Figure 8. Several potential targets of miR-223 positively correlate with CXCL10 and TAZ expression in NASH patients.

(A) Normal liver and NASH samples were subjected to immunohistochemistry analysis of CXCL10 and TAZ. Representative images are shown, and quantification of CXCL10⁺ and TAZ⁺ area per field was performed. Values represent means ± SEM. ^**P< 0.01, ^***P< 0.001 as indicated. (B) The gene expression profiles in healthy control liver, fatty liver, and NASH patients were obtained from published microarray data (the accession number E-MEXP-3291 [http://www.webcitation.org/5zyojNu7T]).

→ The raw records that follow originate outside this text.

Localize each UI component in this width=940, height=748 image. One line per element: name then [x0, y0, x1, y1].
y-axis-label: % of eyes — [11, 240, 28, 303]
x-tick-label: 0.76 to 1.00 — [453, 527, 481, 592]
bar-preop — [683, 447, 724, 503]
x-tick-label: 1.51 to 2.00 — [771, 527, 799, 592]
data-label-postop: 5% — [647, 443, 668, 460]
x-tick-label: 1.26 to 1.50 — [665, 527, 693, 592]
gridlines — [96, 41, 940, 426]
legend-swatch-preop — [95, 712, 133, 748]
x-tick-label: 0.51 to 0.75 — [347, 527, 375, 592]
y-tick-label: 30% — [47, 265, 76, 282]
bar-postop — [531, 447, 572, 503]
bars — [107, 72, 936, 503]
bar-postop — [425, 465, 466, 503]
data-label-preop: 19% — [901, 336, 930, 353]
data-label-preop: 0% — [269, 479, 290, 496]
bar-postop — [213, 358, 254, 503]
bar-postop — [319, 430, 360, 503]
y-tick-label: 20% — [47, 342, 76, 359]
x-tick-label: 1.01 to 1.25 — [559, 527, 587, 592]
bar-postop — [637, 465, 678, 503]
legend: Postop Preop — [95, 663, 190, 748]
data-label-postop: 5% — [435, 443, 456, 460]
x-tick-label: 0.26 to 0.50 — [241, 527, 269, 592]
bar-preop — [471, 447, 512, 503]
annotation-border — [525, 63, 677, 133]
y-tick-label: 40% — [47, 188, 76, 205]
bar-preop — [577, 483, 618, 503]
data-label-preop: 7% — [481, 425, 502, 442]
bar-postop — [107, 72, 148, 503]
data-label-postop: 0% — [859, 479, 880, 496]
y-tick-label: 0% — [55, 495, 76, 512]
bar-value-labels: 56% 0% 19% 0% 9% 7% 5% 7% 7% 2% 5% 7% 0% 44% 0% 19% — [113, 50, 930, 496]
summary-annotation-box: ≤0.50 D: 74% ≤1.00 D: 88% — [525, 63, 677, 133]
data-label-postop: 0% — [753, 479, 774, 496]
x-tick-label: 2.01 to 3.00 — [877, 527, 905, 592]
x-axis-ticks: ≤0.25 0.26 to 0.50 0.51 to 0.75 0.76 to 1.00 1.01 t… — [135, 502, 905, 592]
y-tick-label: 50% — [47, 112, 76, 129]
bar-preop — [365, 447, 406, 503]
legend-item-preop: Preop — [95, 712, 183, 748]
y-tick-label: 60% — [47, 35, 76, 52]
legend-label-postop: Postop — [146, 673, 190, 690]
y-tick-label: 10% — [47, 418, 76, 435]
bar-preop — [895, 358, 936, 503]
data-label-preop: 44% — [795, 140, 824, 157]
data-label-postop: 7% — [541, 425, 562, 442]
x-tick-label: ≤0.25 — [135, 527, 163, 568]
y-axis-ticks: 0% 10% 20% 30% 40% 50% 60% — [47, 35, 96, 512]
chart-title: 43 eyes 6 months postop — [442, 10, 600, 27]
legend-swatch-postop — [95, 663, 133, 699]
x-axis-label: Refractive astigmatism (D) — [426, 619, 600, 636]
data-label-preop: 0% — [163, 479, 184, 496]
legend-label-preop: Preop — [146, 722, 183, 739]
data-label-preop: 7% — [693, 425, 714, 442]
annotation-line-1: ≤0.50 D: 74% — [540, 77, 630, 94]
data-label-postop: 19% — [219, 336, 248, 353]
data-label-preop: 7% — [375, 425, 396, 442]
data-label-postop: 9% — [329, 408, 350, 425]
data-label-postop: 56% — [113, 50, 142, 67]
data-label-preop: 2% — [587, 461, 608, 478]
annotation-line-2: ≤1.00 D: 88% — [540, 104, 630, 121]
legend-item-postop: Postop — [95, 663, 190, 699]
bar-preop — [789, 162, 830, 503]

Positive correlation of CXCL10 or TAZ with several proven or potential miR-223 targeted genes and cancer-related genes in NASH patient liver samples. P value is indicated. (C) Gene expression profiles in the livers of normal (n=10) and NASH (n=14) patients were analyzed by RT-qPCR. Positive correlation of miR-223 with cytokine, chemokine, and fibrogenic genes, and proven or potential miR-223 targeted genes and cancer-related gene in NASH patients. P value is indicated. (D) A model depicting the critical role of miR-223 in controlling the progression of NASH. Obesity associated fatty liver upregulates miR-223, which subsequently attenuates many downstream target genes including pro-inflammatory and oncogenic genes, thereby ameliorating NASH progression. In contrast, miR-223 is markedly downregulated in HCC. Such downregulation of miR-223 accelerates HCC progression. Thus, miR-223 is a critical regulator of NASH progression and could be a novel therapeutic target for the treatment of NASH and liver cancer.